In our study that was published in JAMA Psychiatry (Alho et al., 2024), we found an association between having peers diagnosed with a mental disorder during adolescence and an increased risk of receiving a mental disorder diagnosis later in life. The risk we discovered was most pronounced in the first year of follow-up. Notably, the association showed a dose-response relationship, with higher risk when multiple diagnosed individuals were in the peer network. Of the mental disorders examined, the association was strongest for mood, anxiety, and eating disorders. These associations were not explained by differences in area-level general morbidity or socioeconomic characteristics, parental mental disorders or socioeconomic position during childhood, or random differences in predisposition to mental health problems occurring among schools’ student populations.
The project has so far demonstrated that (1) mental disorders spread in social networks and that (2) children’s mental disorders may temporarily increase their parents’ risk of mental disorders.
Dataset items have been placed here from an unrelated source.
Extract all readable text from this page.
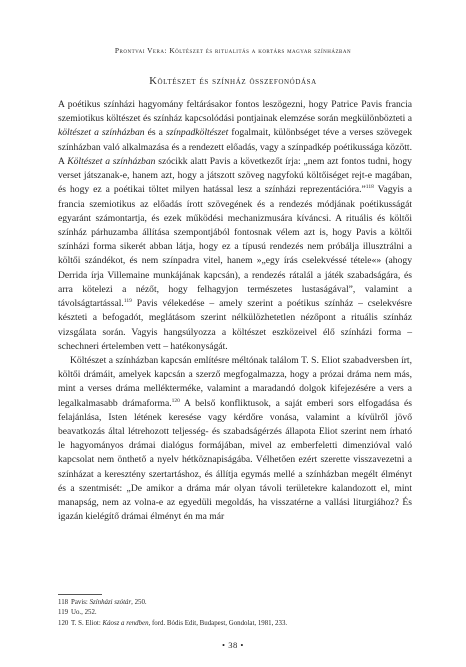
Prontvai Vera: Költészet és ritualitás a kortárs magyar színházban
Költészet és színház összefonódása

A poétikus színházi hagyomány feltárásakor fontos leszögezni, hogy Patrice Pavis francia szemiotikus költészet és színház kapcsolódási pontjainak elemzése során megkülönbözteti a költészet a színházban és a színpadköltészet fogalmait, különbséget téve a verses szövegek színházban való alkalmazása és a rendezett előadás, vagy a színpadkép poétikussága között. A Költészet a színházban szócikk alatt Pavis a következőt írja: „nem azt fontos tudni, hogy verset játszanak-e, hanem azt, hogy a játszott szöveg nagyfokú költőiséget rejt-e magában, és hogy ez a poétikai töltet milyen hatással lesz a színházi reprezentációra.”$^{118}$ Vagyis a francia szemiotikus az előadás írott szövegének és a rendezés módjának poétikusságát egyaránt számontartja, és ezek működési mechanizmusára kíváncsi. A rituális és költői színház párhuzamba állítása szempontjából fontosnak vélem azt is, hogy Pavis a költői színházi forma sikerét abban látja, hogy ez a típusú rendezés nem próbálja illusztrálni a költői szándékot, és nem színpadra vitel, hanem »„egy írás cselekvéssé tétele«» (ahogy Derrida írja Villemaine munkájának kapcsán), a rendezés rátalál a játék szabadságára, és arra kötelezi a nézőt, hogy felhagyjon természetes lustaságával”, valamint a távolságtartással.$^{119}$ Pavis vélekedése – amely szerint a poétikus színház – cselekvésre készteti a befogadót, meglátásom szerint nélkülözhetetlen nézőpont a rituális színház vizsgálata során. Vagyis hangsúlyozza a költészet eszközeivel élő színházi forma – schechneri értelemben vett – hatékonyságát.

Költészet a színházban kapcsán említésre méltónak találom T. S. Eliot szabadversben írt, költői drámáit, amelyek kapcsán a szerző megfogalmazza, hogy a prózai dráma nem más, mint a verses dráma mellékterméke, valamint a maradandó dolgok kifejezésére a vers a legalkalmasabb drámaforma.$^{120}$ A belső konfliktusok, a saját emberi sors elfogadása és felajánlása, Isten létének keresése vagy kérdőre vonása, valamint a kívülről jövő beavatkozás által létrehozott teljesség- és szabadságérzés állapota Eliot szerint nem írható le hagyományos drámai dialógus formájában, mivel az emberfeletti dimenzióval való kapcsolat nem önthető a nyelv hétköznapiságába. Vélhetően ezért szerette visszavezetni a színházat a keresztény szertartáshoz, és állítja egymás mellé a színházban megélt élményt és a szentmisét: „De amikor a dráma már olyan távoli területekre kalandozott el, mint manapság, nem az volna-e az egyedüli megoldás, ha visszatérne a vallási liturgiához? És igazán kielégítő drámai élményt én ma már

118 Pavis: Színházi szótár, 250.
119 Uo., 252.
120 T. S. Eliot: Káosz a rendben, ford. Bódis Edit, Budapest, Gondolat, 1981, 233.
• 38 •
These findings are important and novel as they increase our understanding of how mental disorders develop and transmit in social networks. From society and policy perspective, our findings point that it could be potentially beneficial to target interventive and preventive measures to wider school environment and to parents. More generally, when assessing the public health impact and cost-effectiveness of interventive and preventive measures, it should be taken into consideration that, due to the possible social transmission of mental disorders, these measures might have an effect not only on the directly treated individuals but also on various others in the treated individuals’ family, community or other social groups.